Douwe Eisenga (born 1961, in Apeldoorn) is a Dutch composer. His most known work is Requiem Aeternam 1953, composed on an occasion of the 50th North Sea flood of 1953 anniversary.

Eisenga is a self-taught musician and has begun composing music for theatre and films in 1980s. From 1990 to 1996, he studied composition with Julius Ament and Wim Dirriwachter at Prince Claus Conservatoire in Groningen.

In the last years, he composed various works for musical ensembles as Xenakis Ensemble, Francis B. Quartet or the pianists Gerard Bouwhuis and Marcel Worms. In 1999, his CD Rivius II recorded by pianist Rien Balkenende was published. Then, in 2001, his piece Growing worm, stabbing his back-part slowly into the blues was published on his CD More new blues for piano. In the same years Eisenga appeared in Vlissingen to make premiere performance of Kabaal (Kabbalah), his chamber music piece about Michiel de Ruyter, at the Zeeland Nazomer Festival (Zeeland Autumn Festival).

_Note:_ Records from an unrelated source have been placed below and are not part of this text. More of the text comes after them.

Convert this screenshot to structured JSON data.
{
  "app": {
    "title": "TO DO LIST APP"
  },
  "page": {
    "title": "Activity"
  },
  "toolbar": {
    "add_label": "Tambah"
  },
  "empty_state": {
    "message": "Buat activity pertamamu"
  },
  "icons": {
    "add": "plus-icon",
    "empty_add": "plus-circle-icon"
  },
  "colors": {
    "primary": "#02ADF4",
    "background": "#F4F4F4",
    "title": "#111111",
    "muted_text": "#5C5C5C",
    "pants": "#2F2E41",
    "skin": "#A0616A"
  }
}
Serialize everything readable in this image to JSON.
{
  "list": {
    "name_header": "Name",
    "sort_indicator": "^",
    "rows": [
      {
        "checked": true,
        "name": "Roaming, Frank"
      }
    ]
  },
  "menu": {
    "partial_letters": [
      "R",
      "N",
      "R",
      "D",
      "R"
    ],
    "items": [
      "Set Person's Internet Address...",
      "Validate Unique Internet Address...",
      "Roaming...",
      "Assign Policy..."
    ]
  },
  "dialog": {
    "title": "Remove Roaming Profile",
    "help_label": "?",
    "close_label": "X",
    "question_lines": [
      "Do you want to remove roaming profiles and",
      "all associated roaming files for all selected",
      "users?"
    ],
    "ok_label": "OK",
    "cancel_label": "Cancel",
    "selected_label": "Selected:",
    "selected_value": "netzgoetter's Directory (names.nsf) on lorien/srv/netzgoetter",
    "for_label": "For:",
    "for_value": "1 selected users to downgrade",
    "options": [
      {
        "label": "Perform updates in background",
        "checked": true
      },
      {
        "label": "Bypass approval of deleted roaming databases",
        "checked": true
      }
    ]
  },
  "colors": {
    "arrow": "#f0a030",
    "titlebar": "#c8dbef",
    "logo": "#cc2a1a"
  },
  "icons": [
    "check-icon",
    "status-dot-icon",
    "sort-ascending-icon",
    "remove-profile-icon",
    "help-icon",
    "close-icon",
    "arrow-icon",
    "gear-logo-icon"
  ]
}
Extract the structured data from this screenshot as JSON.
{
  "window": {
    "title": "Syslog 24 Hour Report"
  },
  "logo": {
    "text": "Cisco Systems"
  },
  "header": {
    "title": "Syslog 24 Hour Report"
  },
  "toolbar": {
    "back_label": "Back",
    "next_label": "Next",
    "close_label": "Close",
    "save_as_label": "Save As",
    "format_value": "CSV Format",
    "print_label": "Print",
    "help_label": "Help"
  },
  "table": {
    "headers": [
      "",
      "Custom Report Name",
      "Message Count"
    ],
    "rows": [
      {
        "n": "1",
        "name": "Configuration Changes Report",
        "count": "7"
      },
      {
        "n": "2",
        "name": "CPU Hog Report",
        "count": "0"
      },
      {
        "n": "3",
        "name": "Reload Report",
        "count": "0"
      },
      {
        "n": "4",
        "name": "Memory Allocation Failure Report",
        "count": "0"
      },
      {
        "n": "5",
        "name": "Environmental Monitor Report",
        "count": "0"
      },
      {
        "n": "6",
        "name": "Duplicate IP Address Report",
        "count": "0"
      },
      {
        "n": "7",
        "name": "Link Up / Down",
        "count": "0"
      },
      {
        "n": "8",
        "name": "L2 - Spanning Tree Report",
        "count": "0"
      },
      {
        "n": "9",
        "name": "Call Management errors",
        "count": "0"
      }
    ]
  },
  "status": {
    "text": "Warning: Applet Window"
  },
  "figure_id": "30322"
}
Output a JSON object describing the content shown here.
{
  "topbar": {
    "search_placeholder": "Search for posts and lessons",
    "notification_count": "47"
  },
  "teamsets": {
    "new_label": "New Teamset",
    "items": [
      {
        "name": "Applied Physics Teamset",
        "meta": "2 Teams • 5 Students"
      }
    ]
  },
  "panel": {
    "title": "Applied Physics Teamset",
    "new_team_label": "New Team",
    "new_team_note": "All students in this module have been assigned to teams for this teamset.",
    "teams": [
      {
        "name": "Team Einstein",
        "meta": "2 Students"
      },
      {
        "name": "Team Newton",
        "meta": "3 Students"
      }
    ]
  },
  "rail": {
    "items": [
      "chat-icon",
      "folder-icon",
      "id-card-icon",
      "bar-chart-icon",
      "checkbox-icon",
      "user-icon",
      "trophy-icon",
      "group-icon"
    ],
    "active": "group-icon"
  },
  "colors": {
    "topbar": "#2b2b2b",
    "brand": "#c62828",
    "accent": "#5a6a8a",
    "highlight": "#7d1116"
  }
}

In 2003, his work Requiem Aeternam 1953, a composition for choir and orchestra, was premiered at the occasion of the 50th anniversary of the North Sea flood of 1953. In 2004, a large part of his works was premiered at a concert in the Center for New Music in Zeeland.

In 2017 he released his the piano composition For Mattia, which he wrote at the request of two parents in memory of their deceased daughter. It has been on the yearly broadcast Dutch Classical Top 400 list continuously since 2017.

Eisenga's work has roots in pop music of his generation. He makes no difference between pop songs, twelve-tone techniques, baroque music or eastern musical patterns and manages to combine these elements in his compositions.

From 1993, Eisenga lives in Zeeland.